Champ de bataille futur : Stratégies d'investissement, de localisation et de centres pour survivants.

Face à un carrefour, la voie future de l'action nécessite plus de précision et de résilience. Les données sur le retour sur investissement fournissent l'argument économique le plus convaincant : pour chaque dollar investi dans l'élimination des mutilations génitales féminines, un retour de 10 dollars est généré. Ce retour se manifeste par des économies sur les dépenses de santé, une productivité accrue des femmes, et une réduction de la mortalité maternelle et néonatale. Pour convaincre les ministères des finances et les agences de donateurs, il est essentiel de transformer ces avantages sociaux à long terme en modèles économiques quantifiables.

La stratégie doit être davantage localisée et autonomiser les jeunes. La prochaine génération est la clé du changement. Au Soudan, le mouvement Salima, dirigé par de jeunes activistes, utilise TikTok et Instagram pour créer de courtes vidéos et de la musique en langue locale, s'adressant directement à leurs pairs et redéfinissant les notions d'honneur et de beauté. Ces créations locales ont souvent un impact plus profond que les brochures produites par les organisations internationales. Les investissements devraient être directement acheminés vers ces réseaux de jeunes de base et vers les organisations dirigées par des survivantes, dont les histoires et le leadership sont les plus convaincants.

Enfin, il est essentiel de placer le soutien aux survivantes au cœur des actions. Plus de 230 millions de survivantes ont besoin de bien plus que de la sympathie ; elles nécessitent un accès à des services médicaux de qualité, non discriminatoires, incluant des soins gynécologiques spécialisés, un soutien psychologique et, si nécessaire, des interventions chirurgicales reconstructives. Dans des pays comme la France et les États-Unis, des cliniques intégrées dédiées aux survivantes offrent des modèles exemplaires. Parallèlement, pour les filles et les familles confrontées à l'exclusion sociale, voire à la violence, en raison de leur refus de l'excision, la mise en place de maisons d'accueil sécurisées, de bourses d'études et de systèmes d'aide juridique constitue un filet de sécurité sociale essentiel pour consolider les avancées vers l'abolition.

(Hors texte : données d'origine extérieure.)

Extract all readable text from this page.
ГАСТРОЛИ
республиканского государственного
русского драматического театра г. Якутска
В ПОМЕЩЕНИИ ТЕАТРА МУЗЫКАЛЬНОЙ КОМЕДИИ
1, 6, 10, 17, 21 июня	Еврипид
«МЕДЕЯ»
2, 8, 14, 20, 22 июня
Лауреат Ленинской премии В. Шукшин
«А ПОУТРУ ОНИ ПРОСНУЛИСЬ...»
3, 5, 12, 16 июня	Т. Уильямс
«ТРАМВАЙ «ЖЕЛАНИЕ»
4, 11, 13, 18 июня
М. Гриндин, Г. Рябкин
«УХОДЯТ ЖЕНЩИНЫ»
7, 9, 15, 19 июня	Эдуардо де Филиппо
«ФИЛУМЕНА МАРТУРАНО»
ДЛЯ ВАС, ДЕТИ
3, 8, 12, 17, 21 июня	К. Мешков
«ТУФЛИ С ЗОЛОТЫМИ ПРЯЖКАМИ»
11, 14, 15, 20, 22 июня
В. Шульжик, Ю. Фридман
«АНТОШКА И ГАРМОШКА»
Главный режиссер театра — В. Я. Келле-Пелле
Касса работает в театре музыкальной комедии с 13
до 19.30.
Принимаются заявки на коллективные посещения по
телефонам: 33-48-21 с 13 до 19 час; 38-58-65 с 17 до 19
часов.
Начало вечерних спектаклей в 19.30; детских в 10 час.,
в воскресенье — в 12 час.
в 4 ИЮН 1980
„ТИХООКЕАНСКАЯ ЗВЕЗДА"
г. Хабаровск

L'objectif de 2030 est à portée de main, mais semble pourtant lointain. Le destin de 4.5 millions de filles repose sur le choix de la communauté internationale : continuer à investir ou laisser l'attention dériver. Ce n'est pas une bataille que l'on peut quitter après avoir déclaré la victoire. Comme l'a dit un militant travaillant au Kenya depuis vingt ans : il ne s'agit pas de démolir un mur, mais de changer la texture d'un sol. La transformation du sol nécessite une humidité et des nutriments constants, sinon toutes les nouvelles pousses risquent de flétrir. La déclaration conjointe des six dirigeants des Nations Unies est un signal d'alarme concentré. Après le son de la cloche, vient un silence qui doit être comblé par l'action.